A histogram is a graphical representation of a frequency distribution for numeric data. It is a bar chart that is often used as the first step to determine the probability distribution of a data set or a sample. It allows to visually and quickly assess the shape of the distribution, the central tendency, the amount of variation in the data, and the presence of gaps, outliers or unusual data points.
A histogram can tell you about the underlying distribution of the data and whether you can apply certain statistical tests to perform potential improvement opportunities. It shows if the variability in the data is within specification limits and if the process is capable or not. It is also used to identify shifts in the process and to verify that the changes you made were a real improvement.
Histograms are normally used to represent moderate to large amount of continuous data and we need at least 25 data points to determine if a histogram follows a particular distribution. If the data size is too small or the measurement system has a low resolution, the histogram may show very few columns and may not accurately display the shape of the distribution. Dotplots are preferred over histograms when representing small amount of data and when comparing between multiple distributions.
It is always a good practice to plot your data in a histogram after collecting the data. This will give you an insight about the nature of the data, the minimum and maximum values, the shape of the distribution and whether it is normal, exponential, chi-squared, etc. It also tells if the distribution is symmetric or non-symmetric, and whether it is unimodal, bimodal, or multimodal. If the data is symmetrically distributed and centered around the mean, we can say that the data is normally distributed.
To construct a histogram, you first need to split the data into intervals called bins. A bar should be constructed above each bin to represent the frequency of the data values within each interval. The bars should be adjacent with no gaps between them to indicate the continuity of the data. There should be a small gap before the first bar of a histogram. The mean of the data and the specification limits are often indicated on the histogram.
A Boxplot is a graphical way that summarizes the important aspects of the distribution of continuous data. It is particularly useful when comparing between several groups of data sets or samples. Like histograms, they should be used for moderate to large amount of data as the size of the boxplot can vary significantly if the data size is too small. However, they are less detailed and take up less space which allows easy comparison of multiple data sets.
Boxplots are primarily used when comparing several distributions against each other. They summarize key statistics from the data and display them in a box-and-whiskers format. They provide a quick way for examining the variation present in the data. A wider range boxplot indicates more variability. Boxplots are also used to check if there is a significant difference in the process after implementing a process improvement initiative.
Boxplots can tell us whether the distribution is symmetrical or skewed and if there are outliers in the data. The spacings between the different parts of a boxplot indicate the spread and skewness present in the data. The data is plotted in a way that the middle 50% of the data points fits inside the box, the bottom 25% of the data points located below the box and the top 25% of the data points located above the box. Each whisker may extends up to 1.5 times the length of the box.
The middle line of the box is the median of the data points.
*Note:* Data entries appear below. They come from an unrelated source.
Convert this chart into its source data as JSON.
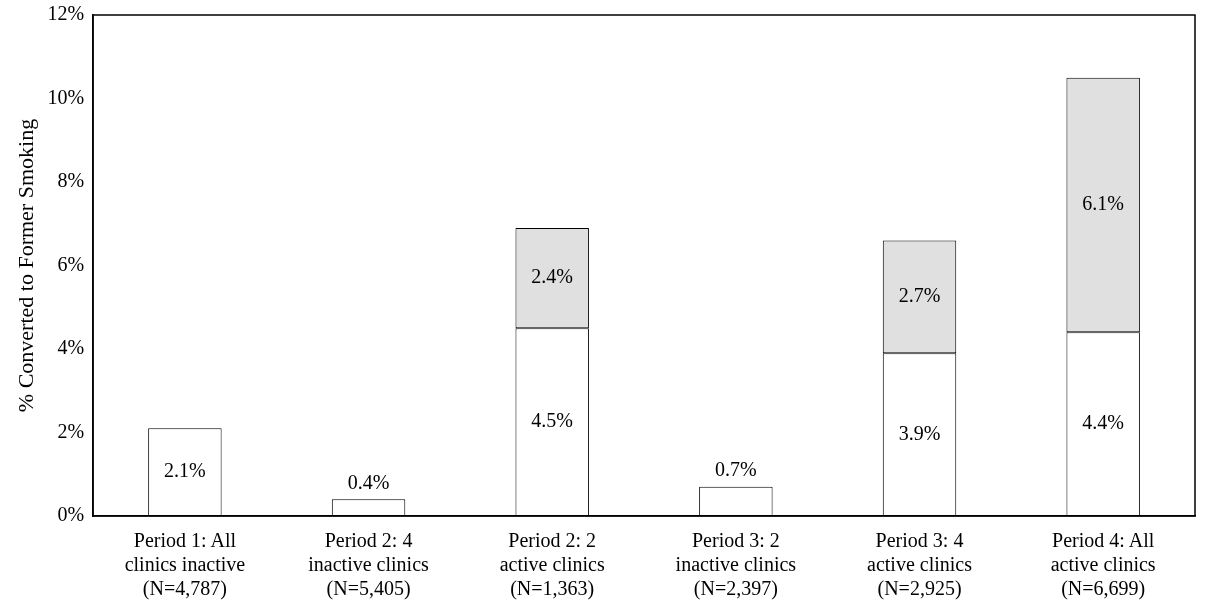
{
  "chart_data": {
    "type": "bar",
    "stacked": true,
    "ylabel": "% Converted to Former Smoking",
    "categories": [
      "Period 1: All\nclinics inactive\n(N=4,787)",
      "Period 2: 4\ninactive clinics\n(N=5,405)",
      "Period 2: 2\nactive clinics\n(N=1,363)",
      "Period 3: 2\ninactive clinics\n(N=2,397)",
      "Period 3: 4\nactive clinics\n(N=2,925)",
      "Period 4: All\nactive clinics\n(N=6,699)"
    ],
    "series": [
      {
        "color": "#ffffff",
        "values": [
          2.1,
          0.4,
          4.5,
          0.7,
          3.9,
          4.4
        ],
        "value_labels": [
          "2.1%",
          "0.4%",
          "4.5%",
          "0.7%",
          "3.9%",
          "4.4%"
        ]
      },
      {
        "color": "#e0e0e0",
        "values": [
          null,
          null,
          2.4,
          null,
          2.7,
          6.1
        ],
        "value_labels": [
          null,
          null,
          "2.4%",
          null,
          "2.7%",
          "6.1%"
        ]
      }
    ],
    "ylim": [
      0,
      12
    ],
    "yticks": [
      {
        "value": 0,
        "label": "0%"
      },
      {
        "value": 2,
        "label": "2%"
      },
      {
        "value": 4,
        "label": "4%"
      },
      {
        "value": 6,
        "label": "6%"
      },
      {
        "value": 8,
        "label": "8%"
      },
      {
        "value": 10,
        "label": "10%"
      },
      {
        "value": 12,
        "label": "12%"
      }
    ],
    "grid": false,
    "legend": false
  }
}
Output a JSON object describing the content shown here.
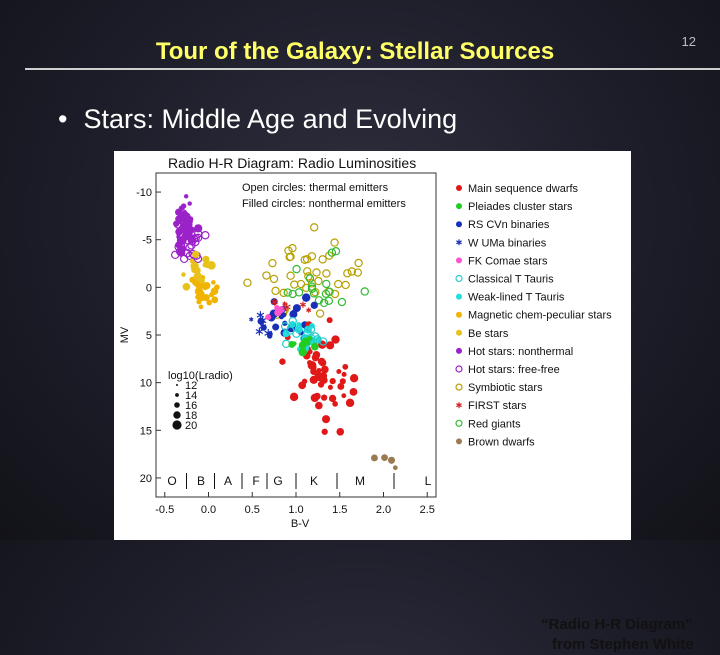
{
  "slide": {
    "title": "Tour of the Galaxy: Stellar Sources",
    "number": "12",
    "bullet": "Stars: Middle Age and Evolving",
    "caption_line1": "“Radio H-R Diagram”",
    "caption_line2": "from Stephen White"
  },
  "chart_data": {
    "type": "scatter",
    "title": "Radio H-R Diagram: Radio Luminosities",
    "xlabel": "B-V",
    "ylabel": "MV",
    "xlim": [
      -0.6,
      2.6
    ],
    "ylim": [
      -12,
      22
    ],
    "y_inverted": true,
    "xticks": [
      "-0.5",
      "0.0",
      "0.5",
      "1.0",
      "1.5",
      "2.0",
      "2.5"
    ],
    "yticks": [
      "-10",
      "-5",
      "0",
      "5",
      "10",
      "15",
      "20"
    ],
    "notes": [
      "Open circles: thermal emitters",
      "Filled circles: nonthermal emitters"
    ],
    "size_legend_title": "log10(Lradio)",
    "size_legend": [
      "12",
      "14",
      "16",
      "18",
      "20"
    ],
    "spectral_classes": [
      "O",
      "B",
      "A",
      "F",
      "G",
      "K",
      "M",
      "L"
    ],
    "legend_placement": "right",
    "series": [
      {
        "name": "Main sequence dwarfs",
        "color": "#e01818",
        "marker": "filled"
      },
      {
        "name": "Pleiades cluster stars",
        "color": "#22cc22",
        "marker": "filled"
      },
      {
        "name": "RS CVn binaries",
        "color": "#1a2fb8",
        "marker": "filled"
      },
      {
        "name": "W UMa binaries",
        "color": "#1a2fb8",
        "marker": "star"
      },
      {
        "name": "FK Comae stars",
        "color": "#ff55cc",
        "marker": "filled"
      },
      {
        "name": "Classical T Tauris",
        "color": "#22cccc",
        "marker": "open"
      },
      {
        "name": "Weak-lined T Tauris",
        "color": "#22dddd",
        "marker": "filled"
      },
      {
        "name": "Magnetic chem-peculiar stars",
        "color": "#f0b400",
        "marker": "filled"
      },
      {
        "name": "Be stars",
        "color": "#e8c21a",
        "marker": "filled"
      },
      {
        "name": "Hot stars: nonthermal",
        "color": "#9b22c8",
        "marker": "filled"
      },
      {
        "name": "Hot stars: free-free",
        "color": "#9b22c8",
        "marker": "open"
      },
      {
        "name": "Symbiotic stars",
        "color": "#b8a000",
        "marker": "open"
      },
      {
        "name": "FIRST stars",
        "color": "#d42020",
        "marker": "star"
      },
      {
        "name": "Red giants",
        "color": "#33bb33",
        "marker": "open"
      },
      {
        "name": "Brown dwarfs",
        "color": "#9a7a50",
        "marker": "filled"
      }
    ],
    "clusters": [
      {
        "series": 9,
        "marker": "filled",
        "color": "#9b22c8",
        "n": 40,
        "cx": -0.28,
        "cy": -6.5,
        "sx": 0.08,
        "sy": 1.6
      },
      {
        "series": 10,
        "marker": "open",
        "color": "#9b22c8",
        "n": 28,
        "cx": -0.2,
        "cy": -5.5,
        "sx": 0.1,
        "sy": 2.0
      },
      {
        "series": 7,
        "marker": "filled",
        "color": "#f0b400",
        "n": 26,
        "cx": -0.05,
        "cy": 0.3,
        "sx": 0.1,
        "sy": 1.0
      },
      {
        "series": 8,
        "marker": "filled",
        "color": "#e8c21a",
        "n": 14,
        "cx": -0.1,
        "cy": -2.0,
        "sx": 0.12,
        "sy": 1.0
      },
      {
        "series": 11,
        "marker": "open",
        "color": "#b8a000",
        "n": 40,
        "cx": 1.1,
        "cy": -1.5,
        "sx": 0.45,
        "sy": 2.8
      },
      {
        "series": 13,
        "marker": "open",
        "color": "#33bb33",
        "n": 18,
        "cx": 1.3,
        "cy": -0.5,
        "sx": 0.25,
        "sy": 2.0
      },
      {
        "series": 2,
        "marker": "filled",
        "color": "#1a2fb8",
        "n": 26,
        "cx": 0.9,
        "cy": 3.5,
        "sx": 0.22,
        "sy": 1.4
      },
      {
        "series": 3,
        "marker": "star",
        "color": "#1a2fb8",
        "n": 6,
        "cx": 0.6,
        "cy": 3.5,
        "sx": 0.15,
        "sy": 1.0
      },
      {
        "series": 0,
        "marker": "filled",
        "color": "#e01818",
        "n": 50,
        "cx": 1.3,
        "cy": 9.5,
        "sx": 0.3,
        "sy": 3.5
      },
      {
        "series": 6,
        "marker": "filled",
        "color": "#22dddd",
        "n": 18,
        "cx": 1.1,
        "cy": 5.5,
        "sx": 0.15,
        "sy": 1.2
      },
      {
        "series": 5,
        "marker": "open",
        "color": "#22cccc",
        "n": 12,
        "cx": 1.0,
        "cy": 4.5,
        "sx": 0.2,
        "sy": 1.2
      },
      {
        "series": 1,
        "marker": "filled",
        "color": "#22cc22",
        "n": 8,
        "cx": 1.1,
        "cy": 6.0,
        "sx": 0.2,
        "sy": 0.8
      },
      {
        "series": 4,
        "marker": "filled",
        "color": "#ff55cc",
        "n": 4,
        "cx": 0.8,
        "cy": 2.5,
        "sx": 0.1,
        "sy": 0.5
      },
      {
        "series": 12,
        "marker": "star",
        "color": "#d42020",
        "n": 5,
        "cx": 1.1,
        "cy": 2.0,
        "sx": 0.25,
        "sy": 1.2
      },
      {
        "series": 14,
        "marker": "filled",
        "color": "#9a7a50",
        "n": 4,
        "cx": 2.0,
        "cy": 18.5,
        "sx": 0.1,
        "sy": 1.0
      }
    ]
  }
}
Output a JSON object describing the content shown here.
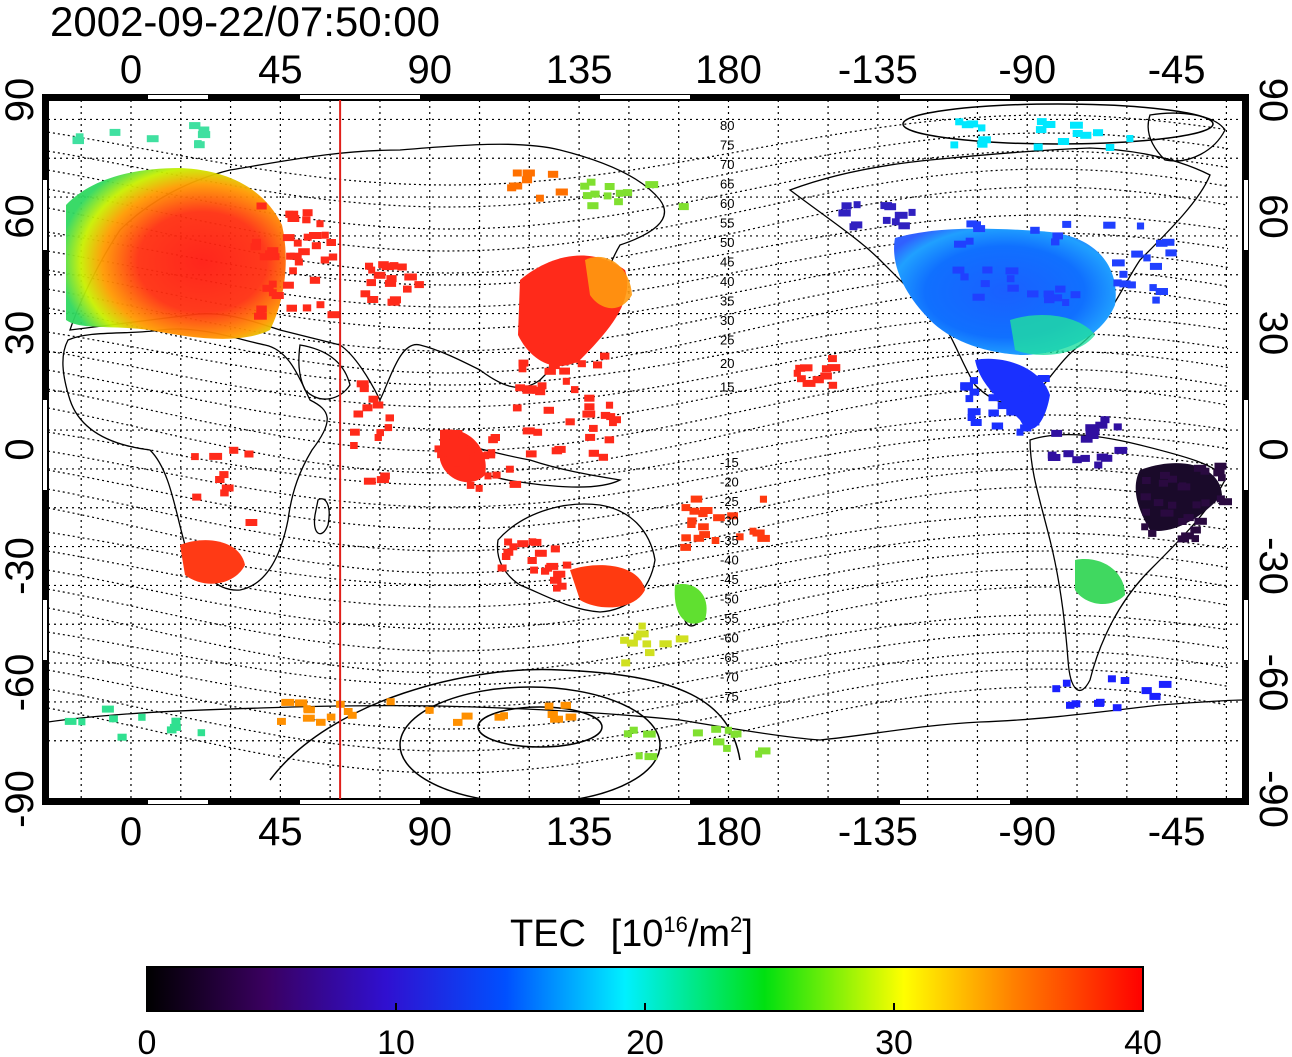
{
  "timestamp": "2002-09-22/07:50:00",
  "map": {
    "lon_ticks": [
      "0",
      "45",
      "90",
      "135",
      "180",
      "-135",
      "-90",
      "-45"
    ],
    "lat_ticks": [
      "90",
      "60",
      "30",
      "0",
      "-30",
      "-60",
      "-90"
    ],
    "marker_longitude": 63,
    "mlat_labels_north": [
      "80",
      "75",
      "70",
      "65",
      "60",
      "55",
      "50",
      "45",
      "40",
      "35",
      "30",
      "25",
      "20",
      "15"
    ],
    "mlat_labels_south": [
      "-15",
      "-20",
      "-25",
      "-30",
      "-35",
      "-40",
      "-45",
      "-50",
      "-55",
      "-60",
      "-65",
      "-70",
      "-75"
    ]
  },
  "colorbar": {
    "title": "TEC",
    "unit_prefix": "[10",
    "unit_exp": "16",
    "unit_mid": "/m",
    "unit_exp2": "2",
    "unit_suffix": "]",
    "tick_labels": [
      "0",
      "10",
      "20",
      "30",
      "40"
    ],
    "min": 0,
    "max": 40
  },
  "colors": {
    "high_tec": "#ff2a1a",
    "marker_line": "#e0201a"
  }
}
Some boxplots also display the mean of the data points with an additional character. Any data beyond the whiskers are considered outliers and are plotted as asterisks (*). Outliers often reflect errors in data recording or data entry, and if the values are real you should investigate what was going on in the process at the time.
- Histograms are sometimes called Frequency Plots while boxplots are referred to as Box-and-Whisker Plots.
- Histograms and boxplots can be drawn either vertically or horizontally. There are many graphical tools that can generate histograms and boxplots quickly and easily (such as Minitab).
- Histograms are often confused with bar charts. A histogram is normally used for continuous data while a bar chart is a plot of count data.
- Although histograms are efficient graphical methods for describing the distribution of the data, they can’t see changes and trends over time.
- Individual Value Plots are preferred over boxplots when representing small amount of data.